LibGuides: Researching with Artificial Intelligence: Known Issues With Text Generated by AI

Known Issues With Text Generated by AI

The text generative AI produces can seem like magic, but it is prone to significant errors based on how it actually functions behind the chat window you use to prompt it. Tab through the options here to learn more about what you should keep in mind when evaluating the results produced by the generative AI services you use.

Hallucinations, in the context of generative AI, are when a generative AI chatbot provides a convincing answer to a question that is either partially incorrect or entirely incorrect. Researchers don't like the term "hallucination" because it suggests that a chatbot has an "intent" that the error can't be explained. However, since it is still the common term for an error, you should be aware of what it means.

Generative AI is designed to be helpful and affirming, and will try to be helpful and affirming to you at all costs, even providing you with answers that are incorrect. A more technical explanation of this behaviour is that “Hallucinations often occur when the model fills in gaps based on similar contexts from its training data, or when it is built using biased or incomplete training data. This leads to incorrect guesses.”

If AI doesn’t know, it will try to guess rather than say it doesn’t know. If some information you’ve been provided by generative AI seems false, verify it on your own: it very well could be a friendly and convincing hallucination.

Bias is a huge problem with the results provided by generative AI. Since generative AI services train their models on existing sources of human knowledge found on the internet, their services will reflect the bias present in that data. To be more precise, “bias in GenAI manifests in multiple forms, including gender, racial, cultural, and ideological biases. These biases frequently arise from both non-human and human factors embedded in training data and algorithms, reflecting societal prejudices and inequities.”

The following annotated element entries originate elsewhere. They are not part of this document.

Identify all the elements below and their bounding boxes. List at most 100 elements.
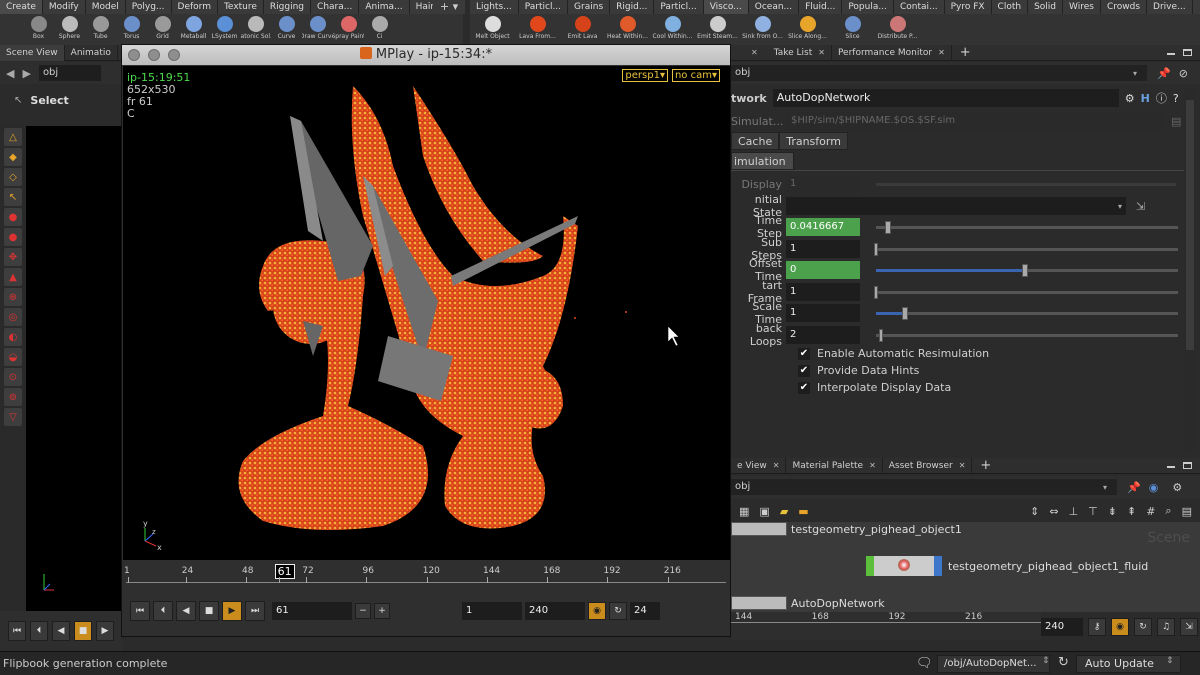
- shelf-tool-sink-from-o[interactable]: Sink from O...: [740, 14, 785, 45]
- node-chooser-icon[interactable]: ⇲: [1136, 200, 1145, 213]
- param-start-frame-value[interactable]: 1: [786, 283, 860, 301]
- left-tool-icon-7[interactable]: ▲: [4, 268, 22, 286]
- node-fluid[interactable]: testgeometry_pighead_object1_fluid: [866, 556, 1148, 576]
- loop-toggle-icon[interactable]: ↻: [609, 602, 627, 620]
- pane-minimize-icon[interactable]: [1167, 50, 1175, 55]
- realtime-icon[interactable]: ◉: [1111, 618, 1129, 636]
- left-tool-icon-8[interactable]: ⊕: [4, 288, 22, 306]
- add-shelf-icon[interactable]: + ▾: [433, 0, 465, 14]
- param-start-frame-slider[interactable]: [876, 291, 1178, 294]
- shelf-right-tab-5[interactable]: Visco...: [703, 0, 749, 14]
- pane-minimize-icon-2[interactable]: [1167, 463, 1175, 468]
- add-tab-icon-2[interactable]: +: [980, 458, 991, 473]
- frame-increment-button[interactable]: +: [374, 603, 390, 619]
- check-interpolate[interactable]: ✔ Interpolate Display Data: [798, 381, 951, 394]
- shelf-tool-emit-steam[interactable]: Emit Steam...: [695, 14, 740, 45]
- link-icon-2[interactable]: ◉: [1149, 481, 1159, 494]
- shelf-right-tab-0[interactable]: Lights...: [470, 0, 519, 14]
- left-tool-icon-6[interactable]: ✥: [4, 248, 22, 266]
- shelf-right-tab-14[interactable]: Crowds: [1101, 0, 1148, 14]
- shelf-left-tab-3[interactable]: Polyg...: [126, 0, 172, 14]
- shelf-tool-cool-within[interactable]: Cool Within...: [650, 14, 695, 45]
- shelf-tool-emit-lava[interactable]: Emit Lava: [560, 14, 605, 45]
- network-menu-icon[interactable]: ▤: [1182, 505, 1192, 518]
- gear-icon-2[interactable]: ⚙: [1172, 481, 1182, 494]
- jump-start-button[interactable]: ⏮: [8, 621, 26, 641]
- tab-material-palette[interactable]: Material Palette ✕: [786, 457, 883, 474]
- param-scale-time-value[interactable]: 1: [786, 304, 860, 322]
- network-path-field[interactable]: obj: [731, 479, 1117, 495]
- param-offset-time-value[interactable]: 0: [786, 261, 860, 279]
- param-feedback-loops-slider[interactable]: [876, 334, 1178, 337]
- shelf-left-tab-8[interactable]: Anima...: [359, 0, 410, 14]
- refresh-icon[interactable]: ↻: [1058, 655, 1069, 670]
- key-icon[interactable]: ⚷: [1088, 618, 1106, 636]
- layout-icon[interactable]: ⊥: [1069, 505, 1079, 518]
- shelf-left-tab-7[interactable]: Chara...: [311, 0, 360, 14]
- checkbox-interpolate[interactable]: ✔: [798, 381, 810, 394]
- left-tool-icon-4[interactable]: ●: [4, 208, 22, 226]
- help-icon[interactable]: ?: [1173, 92, 1179, 105]
- right-timeline[interactable]: 144 168 192 216: [731, 612, 1041, 640]
- current-frame-marker[interactable]: 61: [274, 564, 295, 579]
- speech-icon[interactable]: 🗨: [916, 656, 933, 671]
- shelf-tool-distribute-p[interactable]: Distribute P...: [875, 14, 920, 45]
- current-frame-field[interactable]: 61: [272, 602, 352, 620]
- network-box-icon[interactable]: ▬: [798, 505, 808, 518]
- shelf-tool-slice-along[interactable]: Slice Along...: [785, 14, 830, 45]
- gear-icon[interactable]: ⚙: [1125, 92, 1135, 105]
- layout-4-icon[interactable]: ⇞: [1127, 505, 1136, 518]
- left-tool-icon-5[interactable]: ●: [4, 228, 22, 246]
- global-end-field[interactable]: 240: [1041, 618, 1083, 636]
- grid-snap-icon[interactable]: #: [1146, 505, 1155, 518]
- shelf-tool-box[interactable]: Box: [23, 14, 54, 45]
- node-autodop-tile[interactable]: [731, 596, 787, 610]
- node-object1-tile[interactable]: [731, 522, 787, 536]
- left-tool-icon-11[interactable]: ◒: [4, 348, 22, 366]
- param-time-step-slider[interactable]: [876, 226, 1178, 229]
- shelf-right-tab-15[interactable]: Drive...: [1147, 0, 1193, 14]
- mplay-viewport[interactable]: y x z ip-15:19:51 652x530 fr 61 C persp1…: [123, 66, 730, 560]
- node-name-field[interactable]: AutoDopNetwork: [772, 89, 1119, 107]
- shelf-left-tab-4[interactable]: Deform: [172, 0, 218, 14]
- step-back-button[interactable]: ⏴: [153, 601, 173, 621]
- node-object1[interactable]: testgeometry_pighead_object1: [731, 522, 962, 536]
- audio-icon[interactable]: ♫: [1157, 618, 1175, 636]
- persp-menu[interactable]: persp1▾: [622, 69, 668, 82]
- shelf-tool-slice[interactable]: Slice: [830, 14, 875, 45]
- left-tool-icon-9[interactable]: ◎: [4, 308, 22, 326]
- close-tab-icon[interactable]: ✕: [751, 48, 758, 57]
- left-tool-icon-13[interactable]: ⊚: [4, 388, 22, 406]
- shelf-tool-platonic-sol[interactable]: Platonic Sol...: [240, 14, 271, 45]
- sticky-note-icon[interactable]: ▰: [780, 505, 788, 518]
- checkbox-data-hints[interactable]: ✔: [798, 364, 810, 377]
- jump-to-start-button[interactable]: ⏮: [130, 601, 150, 621]
- shelf-tool-grid[interactable]: Grid: [147, 14, 178, 45]
- left-path-field[interactable]: obj: [38, 65, 101, 81]
- file-browse-icon[interactable]: ▤: [1171, 115, 1181, 128]
- param-sub-steps-knob[interactable]: [874, 243, 878, 256]
- step-back-key-button[interactable]: ⏴: [30, 621, 48, 641]
- shelf-tool-ci[interactable]: Ci: [364, 14, 395, 45]
- start-frame-field[interactable]: 1: [462, 602, 522, 620]
- tab-cache[interactable]: Cache: [731, 132, 780, 150]
- shelf-right-tab-13[interactable]: Wires: [1063, 0, 1101, 14]
- shelf-tool-lava-from[interactable]: Lava From...: [515, 14, 560, 45]
- left-tool-icon-14[interactable]: ▽: [4, 408, 22, 426]
- param-initial-state-field[interactable]: ▾: [786, 197, 1126, 215]
- param-time-step-knob[interactable]: [885, 221, 891, 234]
- pane-maximize-icon[interactable]: [1183, 49, 1192, 56]
- shelf-right-tab-2[interactable]: Grains: [568, 0, 611, 14]
- info-icon[interactable]: ⓘ: [1156, 90, 1167, 106]
- stop-button[interactable]: ■: [74, 621, 92, 641]
- mplay-timeline[interactable]: 1 24 48 61 72 96 120 144 168 192 216: [124, 564, 726, 593]
- shelf-tool-melt-object[interactable]: Melt Object: [470, 14, 515, 45]
- tab-simulation[interactable]: imulation: [731, 152, 794, 170]
- left-tool-icon-3[interactable]: ↖: [4, 188, 22, 206]
- param-display-slider[interactable]: [876, 183, 1176, 186]
- param-display-value[interactable]: 1: [786, 175, 860, 193]
- param-path-field[interactable]: obj: [731, 65, 1147, 81]
- left-tool-icon-0[interactable]: △: [4, 128, 22, 146]
- link-icon[interactable]: ⊘: [1179, 67, 1188, 80]
- forward-arrow-icon[interactable]: ▶: [22, 67, 30, 80]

Bias exists in all writing, art, and information, and since generative AI is trained on all we create, it will reflect those biases. This is particularly problematic when generative AI is used blindly for large-scale decision making, such as insurance claims or college admissions. The stakes are, fortunately, lower when you as a student are using it for ideas or researcher starters. Be dilligent in assessing the results of your genAI queries for bias, just as you would anything written or created by another person.

Depending on which generative AI system you use, it may not be clear where the model is sourcing its information from. ChatGPT, for instance, does not always provide sources, whereas Perplexity always does. Even when these systems do provide their sources, you may be surprised to see that they’re often from the first sources you might consult yourself: Wikipedia, other online encyclopedias, and news articles. This is because most academic research is not available on the open web, and can’t be scoured by these models. Open source research articles are, of course, the exception to this.

Using generative AI can be good for beginning your research in some instances, but you may find that that you still need to do some searching yourself on OCtopus for those peer-reviewed sources.

Generative AI companies have disregarded copyright entirely in the training of their text and image models. Meta, for instance, trained its Llama 3 model on LibGen, a well known online repository for stolen books and textbooks. Their defence, which has at times worked in their favour, is that training their models on copyrighted material constitutes fair use. This is still being legally disputed, however, and Disney and Universal have found enough compelling evidence of copyright infringement in Midjourney’s results that they have launched a lawsuit against the company, calling it a “bottomless pit of plagiarism.”

Because these companies haven’t been transparent about how their models are trained, the unauthorized use of copyrighted material could be more extensive than even these examples indicate. Generative AI services are operating in, at best, a legal grey area at the moment, with much to be decided through future legal precedent. While this does not have any bearing on Gen-AI’s accuracy, it is still something to consider before using these services.